5. Execute "make" in the root directory of the archive.

The last "make" will produce the executables bwt_based_laca, bwt_based_laca2 and others. You'll find more information in the readme.txt file (at the root directory of the archive).

Note: You can use the tool dbwt of Kunihiko Sadakane to compute the BWT directly from the input.

backwardMEM - A tool for computing maximal exact matches

Installation:

1. Download this tar.gz-file.

2. Unpack the tar.gz file with "tar -xzvf calcMEM.tar.gz".

3. Change directory to backwardMEM and unpack sdsl-0.7.3.tar.gz with "tar -xzvf sdsl-0.7.3.tar.gz"  and execute "./configure" and "make" in the sdsl-0.7.3/ directory.

4. Change directory to sparseMEM/ directory and execute 'make'

4. Change directory to backwardMEM and execute 'make'

The last 'make' will produce the executable backwardMEM1, backwardMEM2, backwardMEM4, backwardMEM8, and backwardMEM16.

Execute ./backwardMEM[1|2|4|8|16] -h to get information about the usage.

You can run the small example from the paper with "./backwardMEM1 l=2 example1.fasta example2.fasta"

Note:  We use the algorithm and original implementation of Larsson and Sadakane (article: "Faster suffix sorting", 2007) for the construction of the index.
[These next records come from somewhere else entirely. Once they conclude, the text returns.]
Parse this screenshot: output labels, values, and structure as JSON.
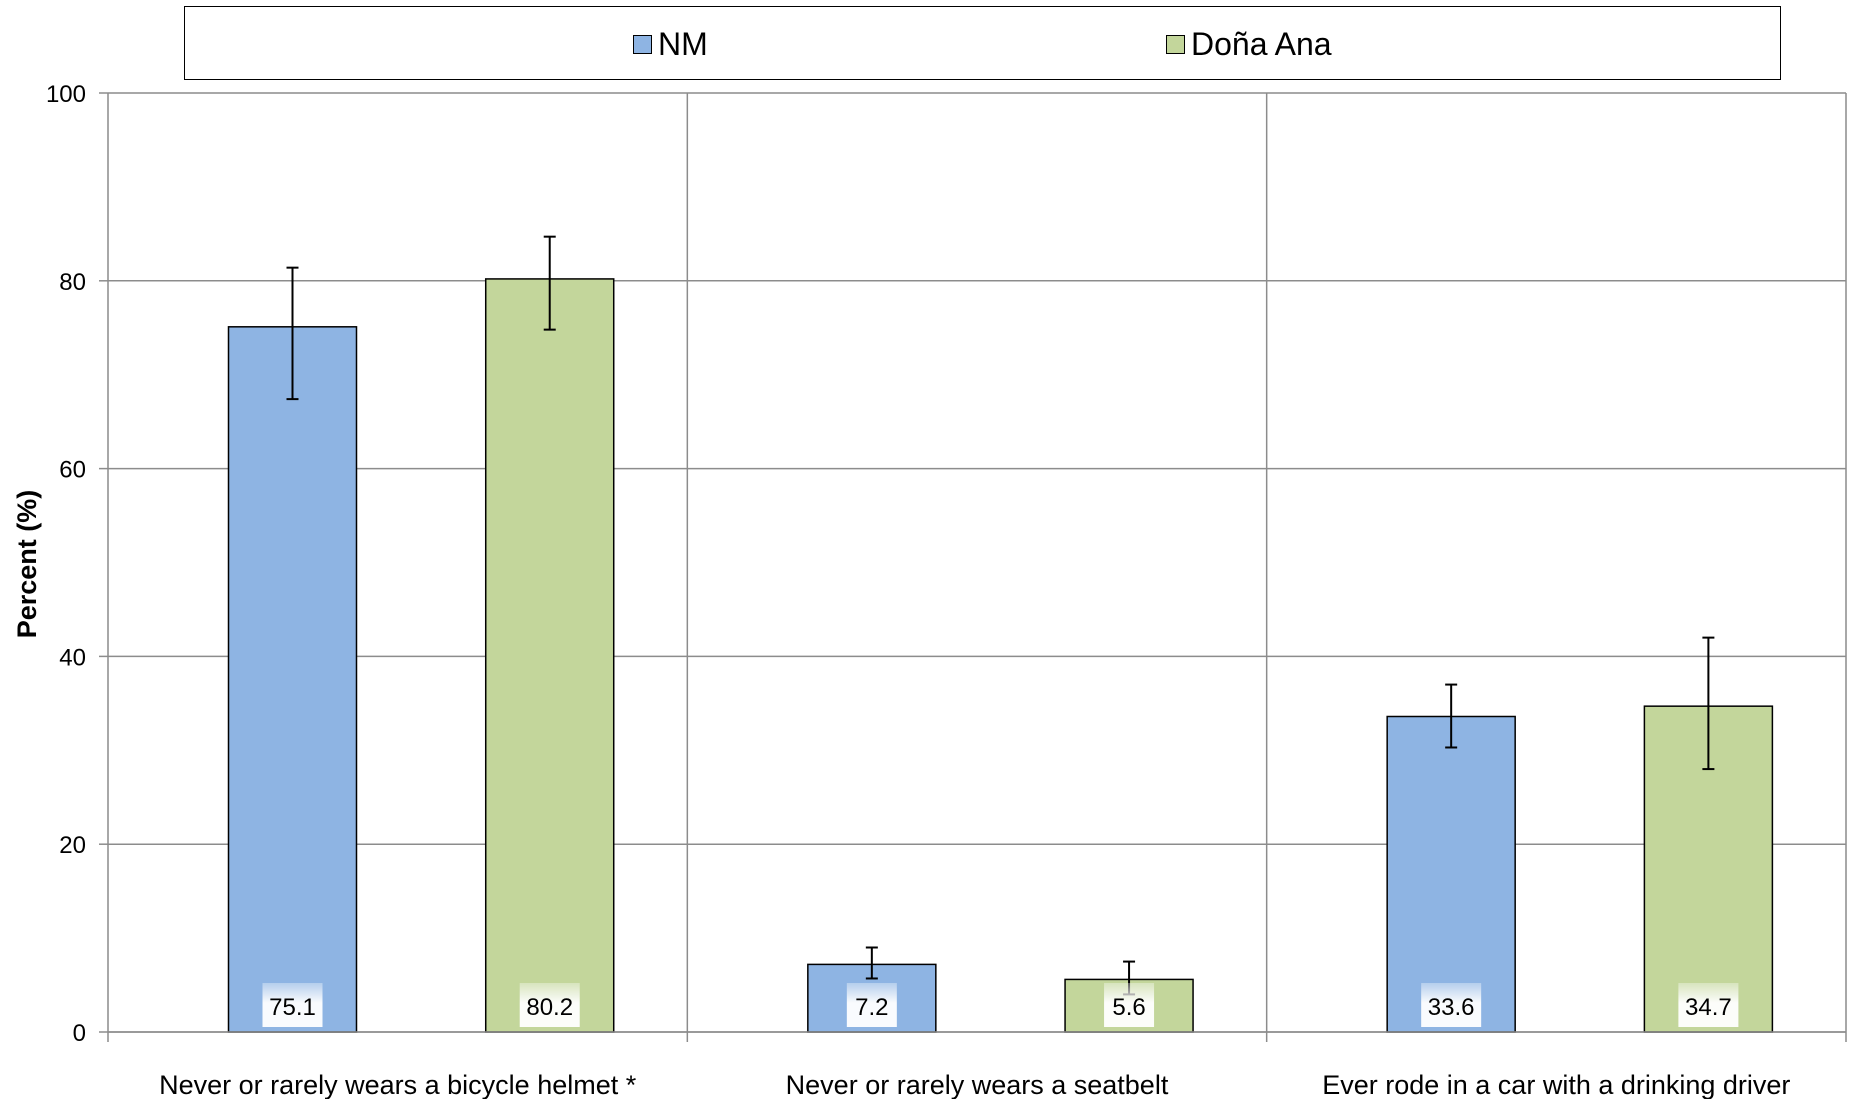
{
  "chart_data": {
    "type": "bar",
    "categories": [
      "Never or rarely wears a bicycle helmet *",
      "Never or rarely wears a seatbelt",
      "Ever rode in a car with a drinking driver"
    ],
    "series": [
      {
        "name": "NM",
        "color": "#8EB4E3",
        "values": [
          75.1,
          7.2,
          33.6
        ],
        "error_low": [
          67.4,
          5.7,
          30.3
        ],
        "error_high": [
          81.4,
          9.0,
          37.0
        ],
        "labels": [
          "75.1",
          "7.2",
          "33.6"
        ]
      },
      {
        "name": "Doña Ana",
        "color": "#C3D69B",
        "values": [
          80.2,
          5.6,
          34.7
        ],
        "error_low": [
          74.8,
          4.0,
          28.0
        ],
        "error_high": [
          84.7,
          7.5,
          42.0
        ],
        "labels": [
          "80.2",
          "5.6",
          "34.7"
        ]
      }
    ],
    "ylabel": "Percent (%)",
    "xlabel": "",
    "ylim": [
      0,
      100
    ],
    "yticks": [
      "0",
      "20",
      "40",
      "60",
      "80",
      "100"
    ],
    "grid": true,
    "legend_position": "top"
  }
}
The algorithm works only for sequences of length < 2GB. We will replace the algorithm in the next version of backwardMEM to handle input of more than 2GB.

backwardSK - A tool to calculate string kernels

Installation:

1. Download this tar.gz-file.

2. Unpack the tar.gz file with "tar -xzvf backwardSK.tgz".

3. Change directory to sdsl2/skernel and read the README file to get further instructions

Bidirectional search in a string

 

C++ source code for the bidirectional search in a string with wavelet trees:

bidirectionalsearch.tar.gz

The documentation is available here.

Linear Time Algorithms for Generalizations of the Longest Common Substring Problem

Here, one can find pseudo-code and implementations of the algorithms described in the article "Linear Time Algorithms for Generalizations of the Longest Common Substring Problem" by Michael Arnold and Enno Ohlebusch, Algorithmica, 60(4):806--818, 2011.

All Pairs Suffix-Prefix Problem

In this tar.gz-file, one can find the implementation of an efficient algorithm for the all pairs suffix-prefix problem based on a generalized enhanced suffix array, as described in the article "Efficient Algorithms for the All Pairs Suffix-Prefix Problem and the All Pairs Substring-Prefix Problem" by Enno Ohlebusch and Simon Gog, Information Processing Letters 110(3):123-128, 2010. It also contains an alternative implementation based on a generalized suffix tree and the EST database of C. elegans for test purposes.